Вскоре меня окликнули. Когда я вышел, мать собирала отцу вещмешок, раздраженно бросая в него сигаретные пачки, белье, лекарства – все вперемешку. В глаза мне бросилась наполовину пустая бутылка вина – отец прихлебывал из стакана, равнодушно поглядывая по сторонам. Я обошел его стороной и прильнул к матери. Она терпеть не могла пьянчуг и каждый раз ругала отца, когда он прикладывался к спиртному. Случалось это не часто, в основном по праздникам, но мать считала, что “праздников” у него слишком много. Отец обычно принимал упреки молча, однако его спокойствие лишь разжигало конфликт. Главный довод матери: “Хочешь, чтобы сын вырос таким же?” Она имела в виду дворовых приятелей отца, которые ее просто бесили. Я был твердо уверен, что “таким же” не стану, и всегда успокаивал мать: пример для меня – она.

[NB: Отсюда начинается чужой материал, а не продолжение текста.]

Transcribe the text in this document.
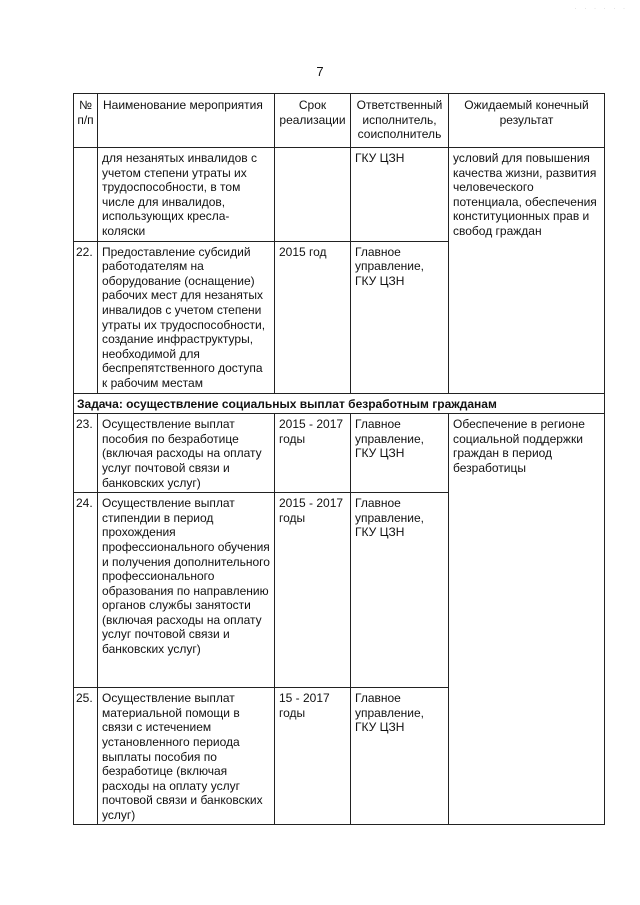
· · · · · ·
7
№ п/п	Наименование мероприятия	Срок реализации	Ответственный исполнитель, соисполнитель	Ожидаемый конечный результат
	для незанятых инвалидов с учетом степени утраты их трудоспособности, в том числе для инвалидов, использующих кресла-коляски		ГКУ ЦЗН	условий для повышения качества жизни, развития человеческого потенциала, обеспечения конституционных прав и свобод граждан
22.	Предоставление субсидий работодателям на оборудование (оснащение) рабочих мест для незанятых инвалидов с учетом степени утраты их трудоспособности, создание инфраструктуры, необходимой для беспрепятственного доступа к рабочим местам	2015 год	Главное управление, ГКУ ЦЗН	
Задача: осуществление социальных выплат безработным гражданам				
23.	Осуществление выплат пособия по безработице (включая расходы на оплату услуг почтовой связи и банковских услуг)	2015 - 2017 годы	Главное управление, ГКУ ЦЗН	Обеспечение в регионе социальной поддержки граждан в период безработицы
24.	Осуществление выплат стипендии в период прохождения профессионального обучения и получения дополнительного профессионального образования по направлению органов службы занятости (включая расходы на оплату услуг почтовой связи и банковских услуг)	2015 - 2017 годы	Главное управление, ГКУ ЦЗН	
25.	Осуществление выплат материальной помощи в связи с истечением установленного периода выплаты пособия по безработице (включая расходы на оплату услуг почтовой связи и банковских услуг)	15 - 2017 годы	Главное управление, ГКУ ЦЗН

Отец налил стакан до краев и залпом выпил. Затем достал сигареты и чиркнул спичкой. Происходило что-то немыслимое – раньше он никогда не курил в квартире, и я во все глаза смотрел на него, не осмеливаясь спросить, в чем дело.
Мать то и дело шмыгала носом и терла глаза. Мне стало жалко ее, и я тоже зашмыгал. Она прижала меня к себе и разрыдалась.

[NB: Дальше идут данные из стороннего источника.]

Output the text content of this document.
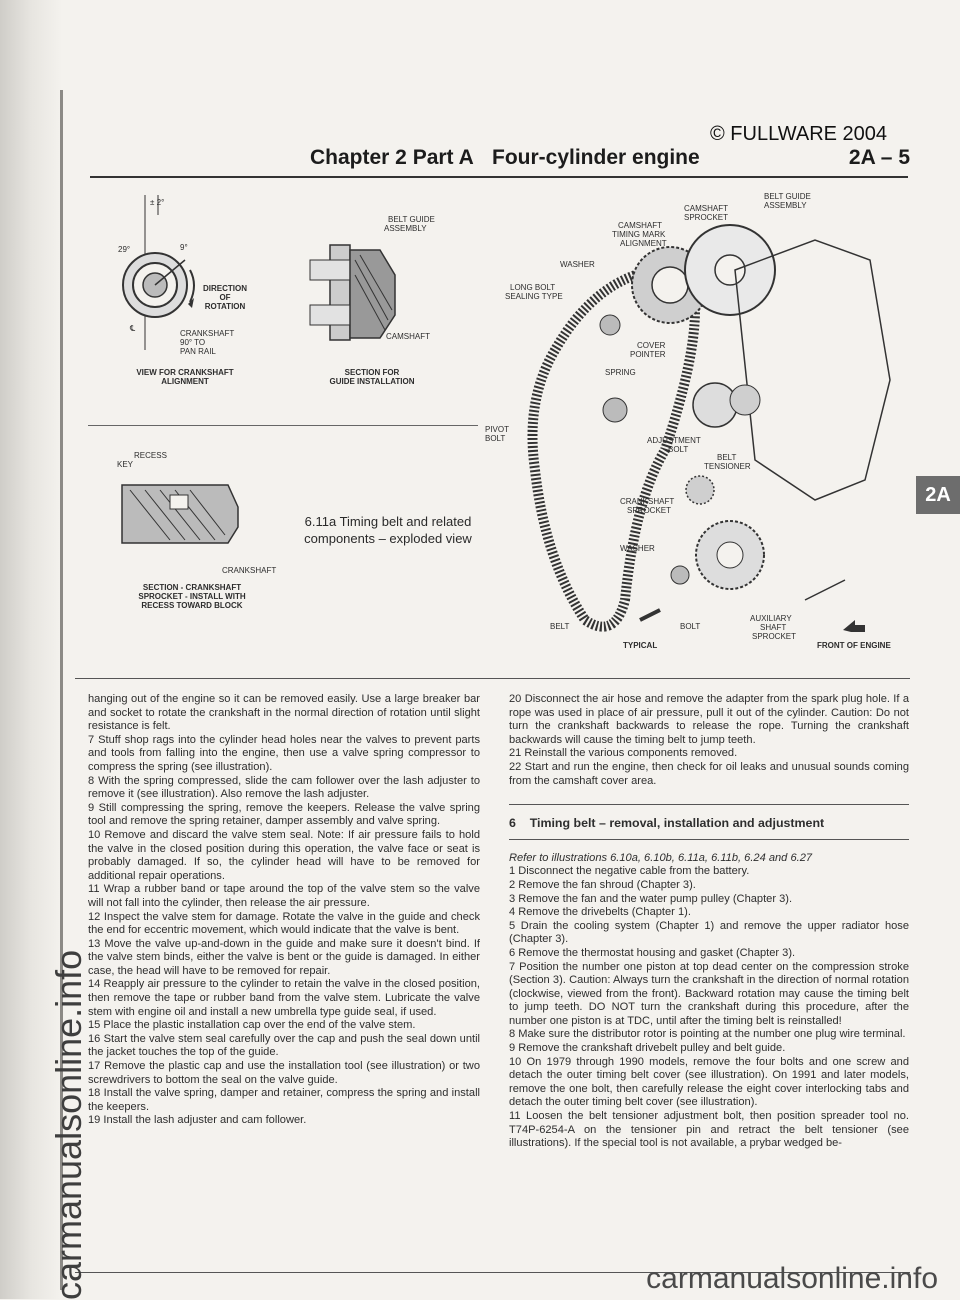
© FULLWARE 2004
Chapter 2 Part A Four-cylinder engine	2A – 5
2A
± 2°
29°	9°
DIRECTION
OF
ROTATION
℄
CRANKSHAFT
90° TO
PAN RAIL
VIEW FOR CRANKSHAFT
ALIGNMENT
BELT GUIDE
ASSEMBLY
CAMSHAFT
SECTION FOR
GUIDE INSTALLATION
KEY
RECESS
CRANKSHAFT
SECTION - CRANKSHAFT
SPROCKET - INSTALL WITH
RECESS TOWARD BLOCK
6.11a Timing belt and related
components – exploded view
BELT GUIDE
ASSEMBLY
CAMSHAFT
SPROCKET
CAMSHAFT
TIMING MARK
ALIGNMENT
WASHER
LONG BOLT
SEALING TYPE
COVER
POINTER
SPRING
PIVOT
BOLT	ADJUSTMENT
BOLT
BELT
TENSIONER
CRANKSHAFT
SPROCKET
WASHER
BELT	BOLT
TYPICAL
AUXILIARY
SHAFT
SPROCKET
FRONT OF ENGINE

hanging out of the engine so it can be removed easily. Use a large breaker bar and socket to rotate the crankshaft in the normal direction of rotation until slight resistance is felt.

7 Stuff shop rags into the cylinder head holes near the valves to prevent parts and tools from falling into the engine, then use a valve spring compressor to compress the spring (see illustration).

8 With the spring compressed, slide the cam follower over the lash adjuster to remove it (see illustration). Also remove the lash adjuster.

9 Still compressing the spring, remove the keepers. Release the valve spring tool and remove the spring retainer, damper assembly and valve spring.

10 Remove and discard the valve stem seal. Note: If air pressure fails to hold the valve in the closed position during this operation, the valve face or seat is probably damaged. If so, the cylinder head will have to be removed for additional repair operations.

11 Wrap a rubber band or tape around the top of the valve stem so the valve will not fall into the cylinder, then release the air pressure.

12 Inspect the valve stem for damage. Rotate the valve in the guide and check the end for eccentric movement, which would indicate that the valve is bent.

13 Move the valve up-and-down in the guide and make sure it doesn't bind. If the valve stem binds, either the valve is bent or the guide is damaged. In either case, the head will have to be removed for repair.

14 Reapply air pressure to the cylinder to retain the valve in the closed position, then remove the tape or rubber band from the valve stem. Lubricate the valve stem with engine oil and install a new umbrella type guide seal, if used.

15 Place the plastic installation cap over the end of the valve stem.

16 Start the valve stem seal carefully over the cap and push the seal down until the jacket touches the top of the guide.

17 Remove the plastic cap and use the installation tool (see illustration) or two screwdrivers to bottom the seal on the valve guide.

18 Install the valve spring, damper and retainer, compress the spring and install the keepers.

19 Install the lash adjuster and cam follower.

20 Disconnect the air hose and remove the adapter from the spark plug hole. If a rope was used in place of air pressure, pull it out of the cylinder. Caution: Do not turn the crankshaft backwards to release the rope. Turning the crankshaft backwards will cause the timing belt to jump teeth.

21 Reinstall the various components removed.

22 Start and run the engine, then check for oil leaks and unusual sounds coming from the camshaft cover area.

6 Timing belt – removal, installation and adjustment

Refer to illustrations 6.10a, 6.10b, 6.11a, 6.11b, 6.24 and 6.27

1 Disconnect the negative cable from the battery.

2 Remove the fan shroud (Chapter 3).

3 Remove the fan and the water pump pulley (Chapter 3).

4 Remove the drivebelts (Chapter 1).

5 Drain the cooling system (Chapter 1) and remove the upper radiator hose (Chapter 3).

6 Remove the thermostat housing and gasket (Chapter 3).

7 Position the number one piston at top dead center on the compression stroke (Section 3). Caution: Always turn the crankshaft in the direction of normal rotation (clockwise, viewed from the front). Backward rotation may cause the timing belt to jump teeth. DO NOT turn the crankshaft during this procedure, after the number one piston is at TDC, until after the timing belt is reinstalled!

8 Make sure the distributor rotor is pointing at the number one plug wire terminal.

9 Remove the crankshaft drivebelt pulley and belt guide.

10 On 1979 through 1990 models, remove the four bolts and one screw and detach the outer timing belt cover (see illustration). On 1991 and later models, remove the one bolt, then carefully release the eight cover interlocking tabs and detach the outer timing belt cover (see illustration).

11 Loosen the belt tensioner adjustment bolt, then position spreader tool no. T74P-6254-A on the tensioner pin and retract the belt tensioner (see illustrations). If the special tool is not available, a prybar wedged be-

carmanualsonline.info	carmanualsonline.info
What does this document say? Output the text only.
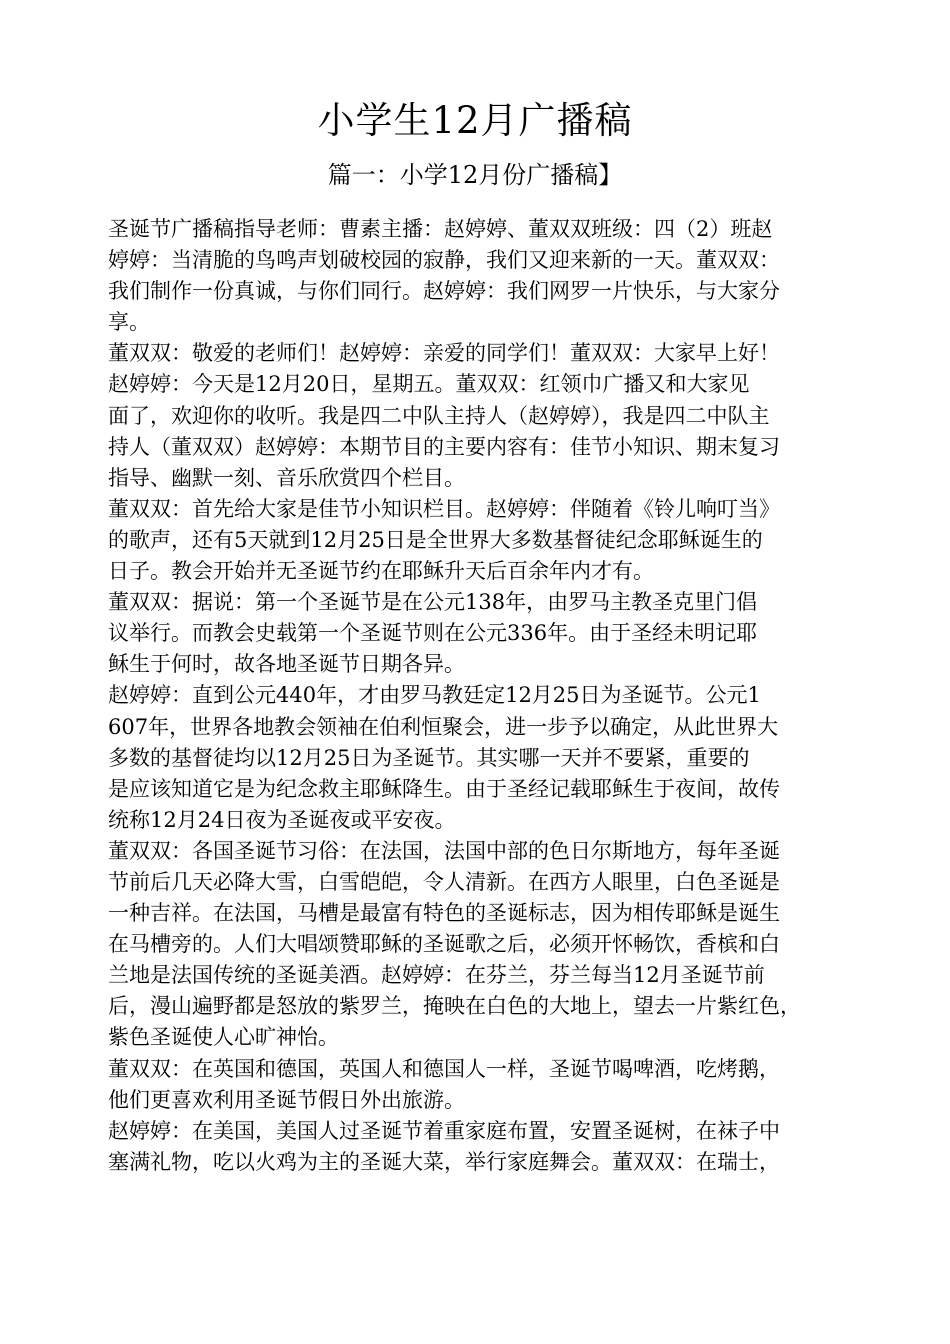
小学生12月广播稿
篇一：小学12月份广播稿】
圣诞节广播稿指导老师：曹素主播：赵婷婷、董双双班级：四（2）班赵
婷婷：当清脆的鸟鸣声划破校园的寂静，我们又迎来新的一天。董双双：
我们制作一份真诚，与你们同行。赵婷婷：我们网罗一片快乐，与大家分
享。
董双双：敬爱的老师们！赵婷婷：亲爱的同学们！董双双：大家早上好！
赵婷婷：今天是12月20日，星期五。董双双：红领巾广播又和大家见
面了，欢迎你的收听。我是四二中队主持人（赵婷婷），我是四二中队主
持人（董双双）赵婷婷：本期节目的主要内容有：佳节小知识、期末复习
指导、幽默一刻、音乐欣赏四个栏目。
董双双：首先给大家是佳节小知识栏目。赵婷婷：伴随着《铃儿响叮当》
的歌声，还有5天就到12月25日是全世界大多数基督徒纪念耶稣诞生的
日子。教会开始并无圣诞节约在耶稣升天后百余年内才有。
董双双：据说：第一个圣诞节是在公元138年，由罗马主教圣克里门倡
议举行。而教会史载第一个圣诞节则在公元336年。由于圣经未明记耶
稣生于何时，故各地圣诞节日期各异。
赵婷婷：直到公元440年，才由罗马教廷定12月25日为圣诞节。公元1
607年，世界各地教会领袖在伯利恒聚会，进一步予以确定，从此世界大
多数的基督徒均以12月25日为圣诞节。其实哪一天并不要紧，重要的
是应该知道它是为纪念救主耶稣降生。由于圣经记载耶稣生于夜间，故传
统称12月24日夜为圣诞夜或平安夜。
董双双：各国圣诞节习俗：在法国，法国中部的色日尔斯地方，每年圣诞
节前后几天必降大雪，白雪皑皑，令人清新。在西方人眼里，白色圣诞是
一种吉祥。在法国，马槽是最富有特色的圣诞标志，因为相传耶稣是诞生
在马槽旁的。人们大唱颂赞耶稣的圣诞歌之后，必须开怀畅饮，香槟和白
兰地是法国传统的圣诞美酒。赵婷婷：在芬兰，芬兰每当12月圣诞节前
后，漫山遍野都是怒放的紫罗兰，掩映在白色的大地上，望去一片紫红色，
紫色圣诞使人心旷神怡。
董双双：在英国和德国，英国人和德国人一样，圣诞节喝啤酒，吃烤鹅，
他们更喜欢利用圣诞节假日外出旅游。
赵婷婷：在美国，美国人过圣诞节着重家庭布置，安置圣诞树，在袜子中
塞满礼物，吃以火鸡为主的圣诞大菜，举行家庭舞会。董双双：在瑞士，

“Береги мать, – сказал мне отец. – Теперь ты опора ей на всю жизнь”.
Я бросился к нему: “Не уходи, папочка! Давай вместе уедем!” Он покачал головой, а мать съязвила: “Куда он уедет, когда тут такое? Его же медом не корми – дай пострелять! Какая, к черту, семья?!”
Отец погладил меня по голове: “Береги ее, слышишь?” Глотая слезы, я кивнул: “Ты тоже себя береги”.

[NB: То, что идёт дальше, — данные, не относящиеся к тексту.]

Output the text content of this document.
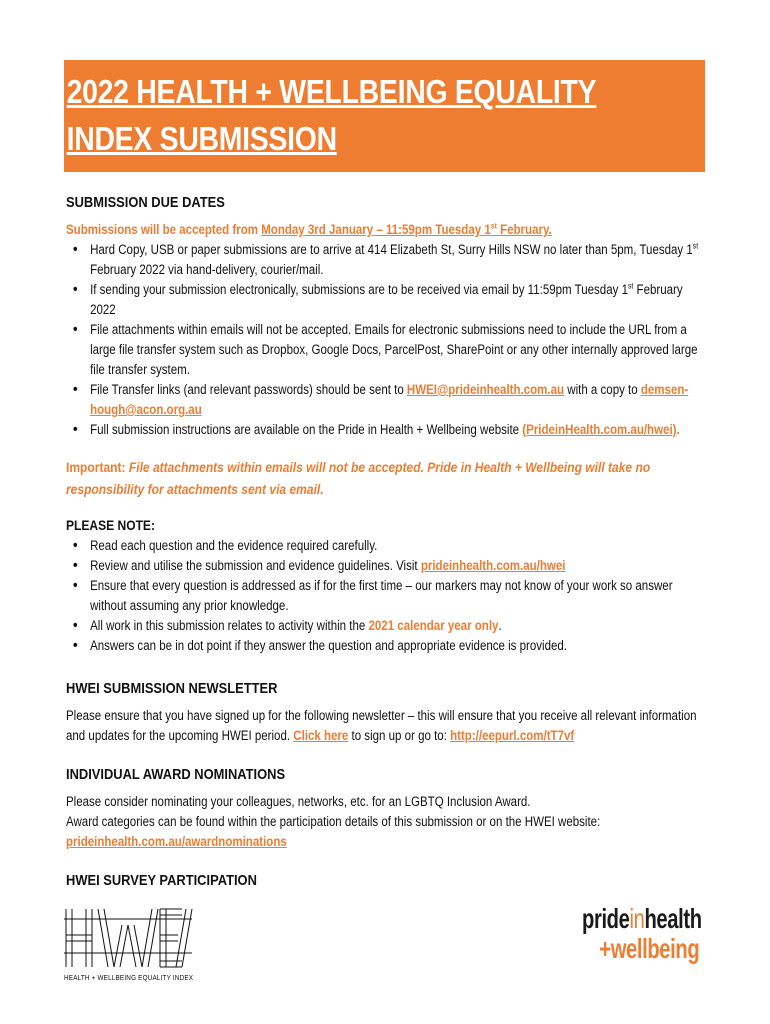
2022 HEALTH + WELLBEING EQUALITY
INDEX SUBMISSION
SUBMISSION DUE DATES

Submissions will be accepted from Monday 3rd January – 11:59pm Tuesday 1st February.

• Hard Copy, USB or paper submissions are to arrive at 414 Elizabeth St, Surry Hills NSW no later than 5pm, Tuesday 1st February 2022 via hand-delivery, courier/mail.
• If sending your submission electronically, submissions are to be received via email by 11:59pm Tuesday 1st February 2022
• File attachments within emails will not be accepted. Emails for electronic submissions need to include the URL from a large file transfer system such as Dropbox, Google Docs, ParcelPost, SharePoint or any other internally approved large file transfer system.
• File Transfer links (and relevant passwords) should be sent to HWEI@prideinhealth.com.au with a copy to demsen-hough@acon.org.au
• Full submission instructions are available on the Pride in Health + Wellbeing website (PrideinHealth.com.au/hwei).

Important: File attachments within emails will not be accepted. Pride in Health + Wellbeing will take no responsibility for attachments sent via email.

PLEASE NOTE:
• Read each question and the evidence required carefully.
• Review and utilise the submission and evidence guidelines. Visit prideinhealth.com.au/hwei
• Ensure that every question is addressed as if for the first time – our markers may not know of your work so answer without assuming any prior knowledge.
• All work in this submission relates to activity within the 2021 calendar year only.
• Answers can be in dot point if they answer the question and appropriate evidence is provided.
HWEI SUBMISSION NEWSLETTER

Please ensure that you have signed up for the following newsletter – this will ensure that you receive all relevant information and updates for the upcoming HWEI period. Click here to sign up or go to: http://eepurl.com/tT7vf

INDIVIDUAL AWARD NOMINATIONS

Please consider nominating your colleagues, networks, etc. for an LGBTQ Inclusion Award.

Award categories can be found within the participation details of this submission or on the HWEI website:

prideinhealth.com.au/awardnominations

HWEI SURVEY PARTICIPATION
HEALTH + WELLBEING EQUALITY INDEX
prideinhealth
+wellbeing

“Сережа, мы с отцом…” – начала мать, но он ее перебил: “Не надо, Люба, не сейчас”. Поджав губы, она затянула мешок и протянула отцу.
“Ну-ка, сынок, – обратился он ко мне, – давай на дорожку “Прощание славянки”!” Я принес скрипку. Хотя вышло немного коряво, отец похвалил – ему обычно все нравилось, даже Мендельсон.
Поднявшись, он чинно перекрестился: “Ну, с Богом!” Мать фыркнула: “Как же меня воротит от этих казачьих ужимок!”
Отец смолчал, но в дверях шепнул мне: “Так надо, Сергей… Будь мужчиной и помни – ты обещал беречь мать!” Затем он крепко пожал мою руку и, не оглядываясь, заспешил вниз. Я крикнул ему вслед: “Возвращайся с победой, папа…”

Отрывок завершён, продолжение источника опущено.